Alzatosi in piedi si spostò al centro del palco. La tromba
era ancora lì, apparentemente dimenticata, agganciata
all’asta del microfono. L’ottone, colpito dalla luce
dei fari che illuminavano il palco, luccicava mandando
deboli riflessi color oro. Fisa la prese in mano. Le dita
trovarono subito la presa giusta. Si umettò le labbra e
le appoggiò allo strumento. A quel punto, poco distante
dalle sue spalle, una voce squillante chiese:
- Signore mi dà la tromba per favore? Devo andare a
casa - e ancora…
- Signore? Per favore…
Fisa si girò verso il bambino e gonfiando esageratamente
le gote finse di soffiare nello strumento. Incrociando
lo sguardo sulla punta del naso, si produsse in
una smorfia che riuscì nell’intento di farlo sorridere.

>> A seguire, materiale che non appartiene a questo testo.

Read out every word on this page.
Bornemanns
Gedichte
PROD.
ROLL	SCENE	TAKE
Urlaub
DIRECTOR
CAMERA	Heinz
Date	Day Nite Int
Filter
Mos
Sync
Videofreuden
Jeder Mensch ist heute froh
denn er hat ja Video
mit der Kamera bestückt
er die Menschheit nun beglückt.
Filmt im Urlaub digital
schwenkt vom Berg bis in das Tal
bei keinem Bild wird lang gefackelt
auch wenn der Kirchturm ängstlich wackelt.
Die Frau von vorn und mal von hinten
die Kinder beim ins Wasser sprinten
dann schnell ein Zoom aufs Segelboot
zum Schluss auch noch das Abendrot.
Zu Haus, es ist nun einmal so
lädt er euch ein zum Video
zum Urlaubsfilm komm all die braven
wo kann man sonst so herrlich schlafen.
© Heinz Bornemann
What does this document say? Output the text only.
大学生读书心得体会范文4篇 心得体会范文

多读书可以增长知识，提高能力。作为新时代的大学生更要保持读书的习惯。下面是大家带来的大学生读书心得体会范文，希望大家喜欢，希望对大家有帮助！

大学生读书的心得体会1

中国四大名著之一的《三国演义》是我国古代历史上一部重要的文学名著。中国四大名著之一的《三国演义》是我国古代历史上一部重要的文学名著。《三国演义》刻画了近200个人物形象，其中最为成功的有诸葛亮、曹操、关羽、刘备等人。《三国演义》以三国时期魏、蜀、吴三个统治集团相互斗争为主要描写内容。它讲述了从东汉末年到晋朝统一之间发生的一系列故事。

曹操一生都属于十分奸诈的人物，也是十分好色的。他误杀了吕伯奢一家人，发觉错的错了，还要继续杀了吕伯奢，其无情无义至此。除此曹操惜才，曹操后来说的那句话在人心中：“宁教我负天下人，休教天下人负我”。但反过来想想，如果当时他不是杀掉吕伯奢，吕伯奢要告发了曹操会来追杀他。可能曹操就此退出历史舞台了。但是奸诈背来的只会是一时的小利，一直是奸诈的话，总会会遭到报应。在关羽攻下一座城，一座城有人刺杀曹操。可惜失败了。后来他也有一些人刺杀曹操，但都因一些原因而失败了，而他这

Poi fece per passarglielo. Nel compiere quel movimento
gli parve di vedere un paio di sottili segni proprio
sui primi due tasti. Cercò un punto più luminoso
sul palco e guardò meglio. Si leggevano due lettere,
erano delle iniziali. Segni fatti con un temperino…
La fisa…
Alla fine di quell’estate Fisa vendette la fisarmonica:
il fratello aveva contratto un forte debito che bisognava
assolutamente saldare…
Alla fine di quell’estate Fisa vendette la fisarmonica:
comprò la sua prima macchina, una 850 FIAT grigio
scuro… ed ebbe modo di pagare le prime rate…
Alla fine di quell’estate Fisa vendette la fisarmonica:
le spese per il matrimonio lo costrinsero ad una scelta
dolorosa…
Oggi Fisa ha 75 anni. Ha mantenuto il soprannome
nonostante non abbia più suonato una sola nota da quasi
cinquant’anni.
Quando al laghetto per la pesca sportiva gli amici gli
chiedono il peso dell’esemplare dell’ultima cattura,
tutti sanno esattamente di quanto devono ridurlo per risalire
al dato reale, ma quando nonostante sia passato
tanto tempo, qualcuno ancora gli domanda quale delle
versioni conosciute del perché smise di suonare è
quella vera, Fisa lo fissa con occhi furbi ed un sorriso
sornione, poi può capitare di sentirlo accusare il fratello,
la FIAT, o la moglie in equa rotazione.